NHS Care
Has the NHS lost its way when comes to being the caring service?
Our nurses are indeed some of the highest trained nurses in the world. Our university hospitals have certainly done the job of raising nursing standards, and a British qualified nurse can get a highly paid job anywhere in the world. But have they forgotten to teach our nurses how to care? Has the focus on medical performance moved our nursing service away from the essential nursing care of washing and cleaning patients. Hygiene problems persist throughout the NHS. Can we be confident that our loved ones in hospital will be fed, or assisted to the toilet? Unfortunate today that is increasingly not the case. Do our highly trained younger nurses consider that these jobs are too menial for their highly trained skills.
I would certainly like to hear their views on the matter, and the views of hospital managers on who is responsible for the 'essential' nursing care of looking after patients. Not all patients have loving caring family members willing to come in and do these jobs. Some think it is basic nursing care that will be provided, but cases of malnutrition in our hospitals are rising. Good quality food and consumption of it is 'essential' to good health and recovery from illness. Perhaps we need Jamie Oliver to go and teach NHS managers the basics of healthy eating?

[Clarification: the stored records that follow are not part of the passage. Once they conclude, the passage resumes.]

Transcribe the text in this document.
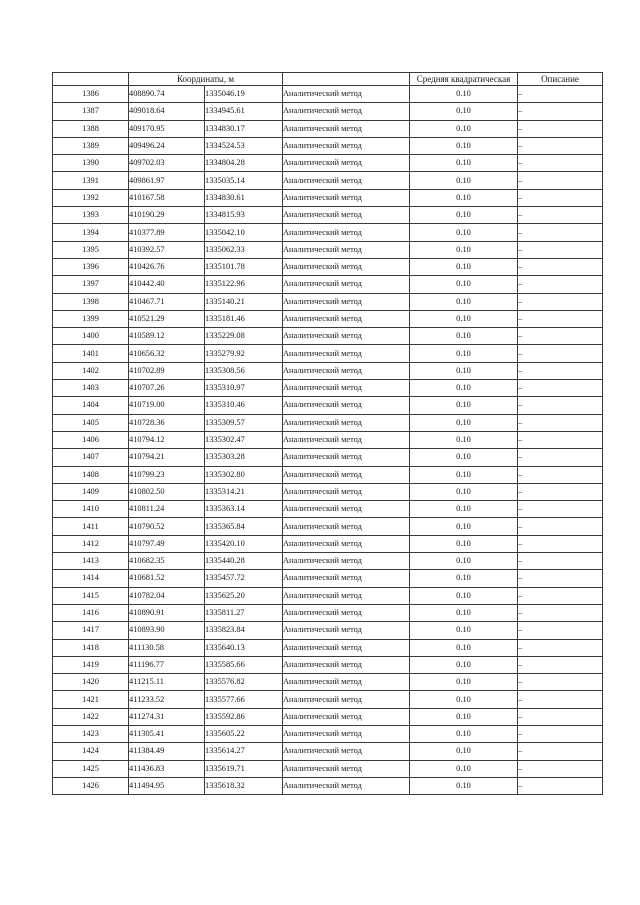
	Координаты, м			Средняя квадратическая	Описание
1386	408890.74	1335046.19	Аналитический метод	0.10	–
1387	409018.64	1334945.61	Аналитический метод	0.10	–
1388	409170.95	1334830.17	Аналитический метод	0.10	–
1389	409496.24	1334524.53	Аналитический метод	0.10	–
1390	409702.03	1334804.28	Аналитический метод	0.10	–
1391	409861.97	1335035.14	Аналитический метод	0.10	–
1392	410167.58	1334830.61	Аналитический метод	0.10	–
1393	410190.29	1334815.93	Аналитический метод	0.10	–
1394	410377.89	1335042.10	Аналитический метод	0.10	–
1395	410392.57	1335062.33	Аналитический метод	0.10	–
1396	410426.76	1335101.78	Аналитический метод	0.10	–
1397	410442.40	1335122.96	Аналитический метод	0.10	–
1398	410467.71	1335140.21	Аналитический метод	0.10	–
1399	410521.29	1335181.46	Аналитический метод	0.10	–
1400	410589.12	1335229.08	Аналитический метод	0.10	–
1401	410656.32	1335279.92	Аналитический метод	0.10	–
1402	410702.89	1335308.56	Аналитический метод	0.10	–
1403	410707.26	1335310.97	Аналитический метод	0.10	–
1404	410719.00	1335310.46	Аналитический метод	0.10	–
1405	410728.36	1335309.57	Аналитический метод	0.10	–
1406	410794.12	1335302.47	Аналитический метод	0.10	–
1407	410794.21	1335303.28	Аналитический метод	0.10	–
1408	410799.23	1335302.80	Аналитический метод	0.10	–
1409	410802.50	1335314.21	Аналитический метод	0.10	–
1410	410811.24	1335363.14	Аналитический метод	0.10	–
1411	410790.52	1335365.84	Аналитический метод	0.10	–
1412	410797.49	1335420.10	Аналитический метод	0.10	–
1413	410682.35	1335440.28	Аналитический метод	0.10	–
1414	410681.52	1335457.72	Аналитический метод	0.10	–
1415	410782.04	1335625.20	Аналитический метод	0.10	–
1416	410890.91	1335811.27	Аналитический метод	0.10	–
1417	410893.90	1335823.84	Аналитический метод	0.10	–
1418	411130.58	1335640.13	Аналитический метод	0.10	–
1419	411196.77	1335585.66	Аналитический метод	0.10	–
1420	411215.11	1335576.82	Аналитический метод	0.10	–
1421	411233.52	1335577.66	Аналитический метод	0.10	–
1422	411274.31	1335592.86	Аналитический метод	0.10	–
1423	411305.41	1335605.22	Аналитический метод	0.10	–
1424	411384.49	1335614.27	Аналитический метод	0.10	–
1425	411436.83	1335619.71	Аналитический метод	0.10	–
1426	411494.95	1335618.32	Аналитический метод	0.10	–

The absence of junior nurses learning basic care skills on our hospital wards has been the price of our superb university hospitals. It has to be asked if the rise of MRSA, now generally falling; and Clostridium Difficile (CDif), now significantly increasing, is down to the establishment of these specialist training hospitals.
But if the fall in MRSA cases is due to cutting patient visitors, who then will provide the basic care? When hospitals first became aware of the growing crisis with CDif the policy was to isolate the patients in dedicated beds. Staff looking after them were banned from the rest of the hospital until four days after working there, but in West Suffolk hospital visitors pass through the rest of the hospital to get there, or to leave. The four day restriction on working elsewhere in the hospital has been so downgraded that at night nurses might be called out to go to treat other patients directly.
Now the letters page of the EADT might not be the best place to highlight these issues, but our Councillors are not usually health experts, and when NHS senior managers report to Council they are full of their successes. We need to hear direct from the frontline, but how can we when nurses who speak out in public face disciplinary measures! The public elect their representatives to act on their behalf and that is what we must do. If we cannot get the information we need through established procedures then we must not shy away from bring the debate to the public forum through the EADT.